Question

A `6 L` container holds `5` mol and `6` mol of gasses A and B, respectively. Groups of three of molecules of gas B bind to two molecules of gas A and the reaction changes the temperature from `480^oK` to `420^oK`. How much does the pressure change?

Answer 1

Depending on how you interpret the question, the answer is that the pressure drops to either 34.5% or to 21.2% of its starting value.
See the explanation below.

Explanation:

If I am understanding the question properly, it says that 3 molecules of A and 2 molecules of B bind together to form a single molecule. What I'm not clear on is whether that new molecule is one of gas, or not. Assuming it is, here's what must be done.

First, we have a limiting reagent problem to determine how many molecules of B remain once all of A has reacted.

Because it takes 3 molecules of A to react with only 2 of B, the 5 moles of A present will react with `5" mol of A"xx(2" mol of B")/(3" mol of A") = 3 1/3` mol of B will be used up and `2 2/3` mol of B will remain, unreacted.

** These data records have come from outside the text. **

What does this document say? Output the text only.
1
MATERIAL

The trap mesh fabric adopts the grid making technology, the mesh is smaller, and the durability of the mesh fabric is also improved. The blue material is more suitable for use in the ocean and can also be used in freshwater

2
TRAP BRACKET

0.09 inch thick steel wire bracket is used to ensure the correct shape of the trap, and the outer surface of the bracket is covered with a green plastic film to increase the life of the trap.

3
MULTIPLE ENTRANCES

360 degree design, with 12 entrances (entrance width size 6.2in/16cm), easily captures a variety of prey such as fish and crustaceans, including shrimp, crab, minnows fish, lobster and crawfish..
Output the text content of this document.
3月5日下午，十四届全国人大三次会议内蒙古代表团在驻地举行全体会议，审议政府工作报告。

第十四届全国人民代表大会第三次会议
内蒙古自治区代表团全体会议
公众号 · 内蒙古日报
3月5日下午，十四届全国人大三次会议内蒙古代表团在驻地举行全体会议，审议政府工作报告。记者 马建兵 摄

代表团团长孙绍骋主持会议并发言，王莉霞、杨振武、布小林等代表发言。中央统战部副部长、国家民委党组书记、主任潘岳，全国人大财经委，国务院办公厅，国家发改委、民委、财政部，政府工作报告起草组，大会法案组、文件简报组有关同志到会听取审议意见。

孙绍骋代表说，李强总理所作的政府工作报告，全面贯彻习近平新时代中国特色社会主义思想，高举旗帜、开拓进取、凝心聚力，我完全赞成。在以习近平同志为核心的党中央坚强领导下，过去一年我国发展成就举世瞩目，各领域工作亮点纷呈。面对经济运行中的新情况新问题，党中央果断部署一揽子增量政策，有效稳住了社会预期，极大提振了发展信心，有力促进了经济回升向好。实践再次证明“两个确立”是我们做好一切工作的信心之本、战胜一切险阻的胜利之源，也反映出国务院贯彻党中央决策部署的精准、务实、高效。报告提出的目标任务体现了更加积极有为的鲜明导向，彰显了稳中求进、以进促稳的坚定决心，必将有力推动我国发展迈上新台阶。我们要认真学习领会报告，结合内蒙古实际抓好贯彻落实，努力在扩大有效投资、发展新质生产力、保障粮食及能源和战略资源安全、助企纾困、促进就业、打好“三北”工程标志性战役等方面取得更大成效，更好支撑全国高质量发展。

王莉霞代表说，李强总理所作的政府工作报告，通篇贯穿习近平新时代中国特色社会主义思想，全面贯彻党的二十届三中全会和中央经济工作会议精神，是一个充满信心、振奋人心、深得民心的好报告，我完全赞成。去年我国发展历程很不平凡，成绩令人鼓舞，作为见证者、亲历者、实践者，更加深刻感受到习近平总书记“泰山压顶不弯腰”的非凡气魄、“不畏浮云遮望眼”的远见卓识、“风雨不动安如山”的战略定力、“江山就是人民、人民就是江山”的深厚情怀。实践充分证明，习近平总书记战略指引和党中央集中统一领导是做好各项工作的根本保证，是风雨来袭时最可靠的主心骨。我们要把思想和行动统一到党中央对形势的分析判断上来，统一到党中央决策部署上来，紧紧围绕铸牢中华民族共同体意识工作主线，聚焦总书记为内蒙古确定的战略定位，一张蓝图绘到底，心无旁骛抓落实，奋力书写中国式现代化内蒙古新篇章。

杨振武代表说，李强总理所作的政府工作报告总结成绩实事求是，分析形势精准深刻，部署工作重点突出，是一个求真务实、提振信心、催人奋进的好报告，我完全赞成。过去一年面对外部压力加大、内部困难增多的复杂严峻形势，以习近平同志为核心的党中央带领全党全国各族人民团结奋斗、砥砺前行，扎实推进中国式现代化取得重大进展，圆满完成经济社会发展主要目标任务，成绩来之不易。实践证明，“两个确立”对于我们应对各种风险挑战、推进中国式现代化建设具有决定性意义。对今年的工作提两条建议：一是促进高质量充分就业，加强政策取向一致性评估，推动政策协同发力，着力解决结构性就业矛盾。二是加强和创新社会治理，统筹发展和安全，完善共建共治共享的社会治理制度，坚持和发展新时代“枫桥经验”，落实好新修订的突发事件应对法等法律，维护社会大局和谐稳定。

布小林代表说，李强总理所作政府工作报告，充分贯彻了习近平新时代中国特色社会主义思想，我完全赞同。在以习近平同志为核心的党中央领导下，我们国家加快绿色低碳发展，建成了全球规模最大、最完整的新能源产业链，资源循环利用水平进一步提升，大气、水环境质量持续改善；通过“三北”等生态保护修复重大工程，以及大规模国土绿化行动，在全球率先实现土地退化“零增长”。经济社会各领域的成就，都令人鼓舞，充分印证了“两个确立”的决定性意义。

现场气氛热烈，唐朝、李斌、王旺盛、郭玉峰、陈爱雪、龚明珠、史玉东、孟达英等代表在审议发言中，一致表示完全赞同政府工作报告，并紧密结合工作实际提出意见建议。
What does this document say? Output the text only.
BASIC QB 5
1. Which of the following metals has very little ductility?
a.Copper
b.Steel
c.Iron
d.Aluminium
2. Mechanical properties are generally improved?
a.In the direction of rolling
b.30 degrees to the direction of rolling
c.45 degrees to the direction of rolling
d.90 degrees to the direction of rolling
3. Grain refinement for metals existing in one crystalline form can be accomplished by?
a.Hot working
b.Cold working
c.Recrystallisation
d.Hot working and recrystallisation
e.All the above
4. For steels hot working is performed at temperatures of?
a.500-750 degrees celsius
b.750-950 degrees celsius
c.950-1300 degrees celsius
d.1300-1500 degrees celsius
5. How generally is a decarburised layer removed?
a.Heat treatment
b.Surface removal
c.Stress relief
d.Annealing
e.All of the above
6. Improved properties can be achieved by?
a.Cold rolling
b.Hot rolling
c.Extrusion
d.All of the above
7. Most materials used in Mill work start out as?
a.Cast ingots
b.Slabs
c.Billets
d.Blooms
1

So, the reaction will result in the container now holding `2 2/3` mol of B. Plus, there will be `5/3` of a mol of the new product present, because all of A is used, at a rate of three molecules per one molecule of product formed.

Note: If the problem meant that this new product was not a gas, then change my answer by leaving these `5/3` of a mole out.

Next, we apply the ideal gas law:

`(P_1V_1)/(n_1T_1)=(P_2V_2)/(n_2T_2)`

In this problem, `V_1=V_2=6L` and we leave this out.

`n_1=11` mol

`n_2=4 1/3` mol (or `2 2/3` mol of you leave out the product.)

`T_1=480K`

`T_2=420K`

We will determine the value of `P_2/P_1` (the fractional change in P)

From the ideal gas law:

`P_2/P_1=(n_2T_2)/(n_1T_1) = (4 1/3 * 420)/(11*480)=0.345`

The pressure drops to 34.5 % of its initial value.

If you leave out the product (assume it to be solid), the answer is

`P_2/P_1=(n_2T_2)/(n_1T_1) = (2 2/3 * 420)/(11*480)=0.212`

The pressure drops to 21.2% of its original value in this case.